Ceux et celles qui, le 11 novembre 1918, fêtaient l’armistice se réjouissaient sans doute de la victoire, mais, bien plus encore, infiniment plus, ils se réjouissaient de la paix – cette paix qu’on avait fini d’espérer tant la guerre s’était prolongée au point de paraître interminable. Comment ne pas évoquer les initiatives du Pape de cette époque, Benoît XV, qui, du commencement de la guerre à sa fin, n’eut de cesse, par la voie diplomatique ou par des appels officiels, de rechercher la paix entre les peuples. Mais, hélas, il ne fut écouté de personne parce que, dans chaque camp, il apparaissait, pour les catholiques, comme une sorte de traitre, tellement chaque pays belligérant se considérait dans son droit et que toute forme de paix était vue comme une capitulation. Ce pape n’en demeure pas moins aux yeux de l’histoire celui qui, presque seul contre tous, avait compris que le nouvel état du monde nécessitait un nouvel ordre international basé sur le droit et la justice en vue d’une paix durable.

Aujourd’hui, nous commémorons l’armistice et nous faisons ainsi mémoire de tous ces soldats qui, dans la force de l’âge, donnèrent leur vie pour la patrie ; parmi eux, il y avait de tout jeunes pères de famille, des fiancés, il y avait aussi de nombreux séminaristes, de nombreux prêtres et des religieux. En pensant à eux, comment oublier qu’aujourd’hui encore, il y a des pays et des régions du monde qui, depuis des décennies et des décennies, n’ont pratiquement jamais connu la paix ? Celle qui devait être la « der des der », comme on disait, ne le fut pas ! Quand pourra-t-on dire d’une guerre qu’elle est la « der des der » ? En Europe, nous vivons en paix depuis la fin de la seconde guerre mondiale. La plupart d’entre nous, pour ne pas dire tous – à l’exception des militaires et des anciens combattants de la guerre d’Algérie – nous n’avons connu que la paix. C’est quelque chose – en avons-nous conscience ? – de tout à fait extraordinaire et unique dans l’histoire de notre vieille Europe. Mais du coup, beaucoup de gens ne s’imaginent pas ce que peut être l’horreur de la guerre et nous fermons les yeux sur ce qui se passe à des milliers de kilomètres de chez nous... Nous oublions même de nous réjouir de la paix qui règne en Europe.

La réconciliation entre la France et l’Allemagne, quelques années après la Seconde guerre mondiale – réconciliation qui inaugura la construction de l’Union européenne – fut comme une sorte de miracle. Et faut-il rappeler que cette réconciliation fut essentiellement l’oeuvre d’hommes politiques chrétiens ?
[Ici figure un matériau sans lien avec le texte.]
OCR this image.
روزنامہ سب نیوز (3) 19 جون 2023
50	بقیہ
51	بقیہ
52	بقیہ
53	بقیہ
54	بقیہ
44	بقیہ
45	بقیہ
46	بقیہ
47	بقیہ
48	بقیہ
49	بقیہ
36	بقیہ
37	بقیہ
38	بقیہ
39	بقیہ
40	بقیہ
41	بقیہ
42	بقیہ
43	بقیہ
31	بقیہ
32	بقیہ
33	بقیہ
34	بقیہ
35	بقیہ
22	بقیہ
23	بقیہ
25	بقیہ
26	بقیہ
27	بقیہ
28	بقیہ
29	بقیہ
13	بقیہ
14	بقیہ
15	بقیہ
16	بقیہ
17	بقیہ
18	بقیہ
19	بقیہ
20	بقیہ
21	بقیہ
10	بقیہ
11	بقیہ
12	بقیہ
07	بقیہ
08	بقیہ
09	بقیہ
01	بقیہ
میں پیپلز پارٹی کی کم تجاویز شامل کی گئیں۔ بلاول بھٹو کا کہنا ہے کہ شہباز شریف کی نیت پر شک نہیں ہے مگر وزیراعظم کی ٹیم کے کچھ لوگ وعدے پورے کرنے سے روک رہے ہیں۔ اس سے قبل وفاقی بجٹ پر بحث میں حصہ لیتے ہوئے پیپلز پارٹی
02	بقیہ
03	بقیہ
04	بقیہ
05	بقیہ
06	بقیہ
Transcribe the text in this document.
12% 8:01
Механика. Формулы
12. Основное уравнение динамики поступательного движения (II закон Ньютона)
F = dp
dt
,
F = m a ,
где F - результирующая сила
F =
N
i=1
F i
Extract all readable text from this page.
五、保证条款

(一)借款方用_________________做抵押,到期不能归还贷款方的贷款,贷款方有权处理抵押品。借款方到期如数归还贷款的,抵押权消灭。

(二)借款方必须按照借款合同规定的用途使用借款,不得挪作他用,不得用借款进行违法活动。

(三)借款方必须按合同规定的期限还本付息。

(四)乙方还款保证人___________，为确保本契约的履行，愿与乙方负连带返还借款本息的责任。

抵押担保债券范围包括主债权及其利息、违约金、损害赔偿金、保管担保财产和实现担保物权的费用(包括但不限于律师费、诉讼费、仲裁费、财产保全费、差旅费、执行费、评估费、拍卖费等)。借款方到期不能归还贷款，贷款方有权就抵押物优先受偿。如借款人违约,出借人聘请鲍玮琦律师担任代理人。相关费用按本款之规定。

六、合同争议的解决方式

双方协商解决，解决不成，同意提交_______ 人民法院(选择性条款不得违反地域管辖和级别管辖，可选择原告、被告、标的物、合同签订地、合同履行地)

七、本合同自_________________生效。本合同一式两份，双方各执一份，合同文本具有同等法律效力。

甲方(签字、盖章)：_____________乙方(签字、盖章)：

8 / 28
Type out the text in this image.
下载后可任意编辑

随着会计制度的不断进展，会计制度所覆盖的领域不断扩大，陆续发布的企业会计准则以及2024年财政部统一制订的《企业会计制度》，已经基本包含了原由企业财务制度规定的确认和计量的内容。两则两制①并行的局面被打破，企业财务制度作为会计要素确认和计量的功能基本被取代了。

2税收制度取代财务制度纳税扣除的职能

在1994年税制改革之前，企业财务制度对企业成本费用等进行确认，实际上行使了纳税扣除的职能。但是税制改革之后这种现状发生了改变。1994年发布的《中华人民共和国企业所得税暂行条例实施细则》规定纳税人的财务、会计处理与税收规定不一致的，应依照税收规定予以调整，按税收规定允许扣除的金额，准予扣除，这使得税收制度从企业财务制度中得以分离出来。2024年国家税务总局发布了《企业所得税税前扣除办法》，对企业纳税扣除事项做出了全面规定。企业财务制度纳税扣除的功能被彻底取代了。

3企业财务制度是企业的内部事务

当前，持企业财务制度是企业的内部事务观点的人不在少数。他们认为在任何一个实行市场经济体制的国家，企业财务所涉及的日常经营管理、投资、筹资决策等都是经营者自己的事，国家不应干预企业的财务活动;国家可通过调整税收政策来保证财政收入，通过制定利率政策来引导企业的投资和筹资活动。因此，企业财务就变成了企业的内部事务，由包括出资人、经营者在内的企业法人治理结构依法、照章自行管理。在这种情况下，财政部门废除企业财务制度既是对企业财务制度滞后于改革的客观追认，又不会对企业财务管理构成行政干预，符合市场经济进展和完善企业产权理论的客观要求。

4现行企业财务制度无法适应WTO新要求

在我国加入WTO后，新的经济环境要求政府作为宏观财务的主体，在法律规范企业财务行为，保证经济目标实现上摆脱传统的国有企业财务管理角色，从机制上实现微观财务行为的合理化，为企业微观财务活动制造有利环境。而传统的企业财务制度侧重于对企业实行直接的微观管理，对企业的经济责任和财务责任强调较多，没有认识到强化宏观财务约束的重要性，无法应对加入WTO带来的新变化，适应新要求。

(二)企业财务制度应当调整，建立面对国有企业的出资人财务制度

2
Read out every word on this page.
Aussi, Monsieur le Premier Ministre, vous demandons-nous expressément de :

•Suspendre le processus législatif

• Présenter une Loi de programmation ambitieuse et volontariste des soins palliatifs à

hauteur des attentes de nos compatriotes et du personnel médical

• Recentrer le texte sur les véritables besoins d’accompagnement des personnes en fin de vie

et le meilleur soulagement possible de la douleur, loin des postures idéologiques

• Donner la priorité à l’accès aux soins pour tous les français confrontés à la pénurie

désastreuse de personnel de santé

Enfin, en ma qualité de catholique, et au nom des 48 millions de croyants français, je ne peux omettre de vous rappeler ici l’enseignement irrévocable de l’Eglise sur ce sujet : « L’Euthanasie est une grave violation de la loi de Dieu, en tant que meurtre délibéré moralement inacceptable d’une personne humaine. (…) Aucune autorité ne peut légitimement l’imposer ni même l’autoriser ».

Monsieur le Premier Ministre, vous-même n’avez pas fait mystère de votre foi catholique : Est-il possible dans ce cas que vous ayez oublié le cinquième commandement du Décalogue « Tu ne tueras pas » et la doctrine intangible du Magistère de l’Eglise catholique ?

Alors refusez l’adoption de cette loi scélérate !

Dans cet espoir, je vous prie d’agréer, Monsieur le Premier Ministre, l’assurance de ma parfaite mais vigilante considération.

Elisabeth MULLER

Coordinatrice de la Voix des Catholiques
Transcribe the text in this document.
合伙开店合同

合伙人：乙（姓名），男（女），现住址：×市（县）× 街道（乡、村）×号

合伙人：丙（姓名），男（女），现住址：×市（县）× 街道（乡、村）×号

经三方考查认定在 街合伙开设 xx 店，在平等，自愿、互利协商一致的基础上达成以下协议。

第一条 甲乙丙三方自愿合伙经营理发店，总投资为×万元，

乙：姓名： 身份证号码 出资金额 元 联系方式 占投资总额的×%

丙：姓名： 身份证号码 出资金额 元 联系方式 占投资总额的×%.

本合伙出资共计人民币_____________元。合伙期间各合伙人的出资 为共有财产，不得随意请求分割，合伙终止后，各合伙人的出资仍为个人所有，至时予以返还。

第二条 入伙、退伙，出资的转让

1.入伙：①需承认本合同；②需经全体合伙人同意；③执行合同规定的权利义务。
Aujourd’hui, qu’en est-il ? Ceux qui bâtirent la paix sont morts et qui se souvient encore de leur nom ? Qui a connu le prix de la guerre ? Il est à craindre que les commémorations ne suffisent plus à maintenir vivace la mémoire des tragédies du passé, la mémoire des horreurs de la guerre et des idéologies qui firent du XXème siècle le plus sanglant de tous les siècles de l’histoire de l’humanité, au coeur d’une Europe qui se glorifiait pourtant d’être le berceau des Lumières. Que reste-t-il aujourd’hui de l’esprit qui animait puissamment les fondateurs de l’Europe, les Schumann, Adenauer, Monet, de Gasperi ? Ils étaient unis par une idée dominante, celle de la démocratie chrétienne, qui invitait au dépassement du fait national avec l’objectif d’éliminer les conflits engendrés par les nationalismes.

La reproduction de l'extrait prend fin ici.